Alex + Ada by Jonathan Luna and Sarah Vaughn – Review

Alex and Ada

Book Jacket:

From Jonathan Luna (Girls, The Sword, Ultra, Spider-Woman: Origin) and Sarah Vaughn (Sparkshooter) comes Alex + Ada, a sci-fi drama set in the near future. The last thing in the world Alex wanted was an X5, the latest in realistic androids. But after Ada is dropped into his life, he discovers she is more than just a robot.

You can read an excerpt here.


This book is quietly hypnotic – bittersweet, romantic, desperate, and hopeful, all at the same time.

Alex + Ada is the story of the relationship that develops between a man and his android – and what that relationship comes to mean, to them privately and to the world at large. And I really, really loved how very focused and personal this story was – it’s intimate and character based in a way that defies the common expectations of a comic book story – and how affecting it became as a result. This book is quiet and deliberate and delightfully understated, and yet it will still get you where you live – because this is a relationship drama, in the truest sense of the word. It’s not about insta-love; it’s not about lust or desire – it’s about two lost, lonely people (for lack of a better word) who essentially get stuck in a room together, and so are forced to get to know each other, in painfully honest ways. It’s about (human) connection, and what that means, even if one side isn’t a human at all – and as such it was just quietly fascinating.

Of course, that’s not to say there aren’t larger issues at play here – the opposite, in fact. Ada is without question an android; an artificial intelligence – and while this story never diverts its focus from the personal sides of its leading pair, it does manage to build a healthy amount of interesting questions into the fabric of its storytelling, in terms of what sentience is and how society treats androids, and of what it means to be a self-aware possession; a target of growing hostility and fear. And those dynamics bear down on Alex and Ada’s relationship in all kinds of interesting ways – co-dependency and responsibility, power dynamics, free will and self-reliance, societal preconceptions, all are a part of this story, yet they are never what this story IS. Instead this story lives in awkward pauses and small facial expressions, as always it remains laser focused on our pair and the details of their daily lives. And yet, as the larger world inexorably starts to bear down on the two of them, it results in a delicious rising tension; a slow ratcheting of action and consequence, as the two are inexorably boxed into an ever shrinking room together. It is in fact the very definition of a slow burn – and I just could not look away.

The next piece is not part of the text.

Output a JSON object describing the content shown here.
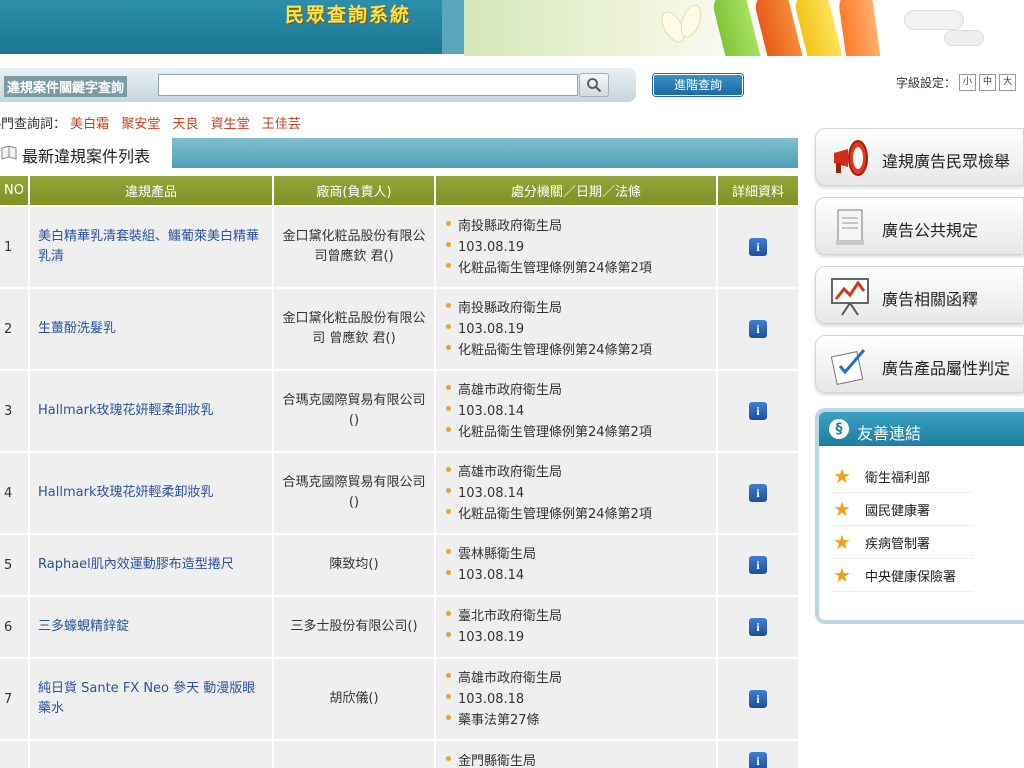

Alex + Ada is the kind of story that inexorably draws you in, slowly and carefully – which is why I highly recommend starting with the trade paperback, as it really does take more than a couple of issues for the momentum and shape of this story to become clear. And I just utterly loved how quietly powerful this story became, even as it stayed true to its very simple, very human premise – a story of two people, getting to know each other. Which, after all, is something we all can relate to.

Byrt Grade: A-

As Levar Burton likes to say – you don’t have to take my word for it…

Multiversity Comics says (of issue #1):

Alex + Ada captures your eye with its simple beauty, then grabs your heart with the sometimes frighteningly identifiable pain of its protagonist.

The MacGuffin says (of issue #5):

Alex + Ada is not filled with explosions, violence or superheroics, instead filled with human drama on a very intimate level – a drama that can resonate with nearly anyone. It’s this effective use of drama and an examination of the human experience that makes the book so compelling, coupled with some interesting and striking art.

Geek Sushi says (of issue #9):

Johnathan Luna has been one of my favorite comic book authors of all time, but with Alex + Ada he has opened up a completely new genre. Android Romance. But this isn’t simply a story of two star-crossed lovers. No, this is a story of retribution, and justice. This is a story of the human condition and a telling of the heart in all its intricacies. I would be remiss in not mentioning the work of Sarah Vaughn, and the masterpiece of a script she has laid out for this issue. Stunning is not the right word, more…striking. That’s it, striking. I was anxious, I was depressed, and I was angry. The full gamut of emotions were pulled out of me by this story.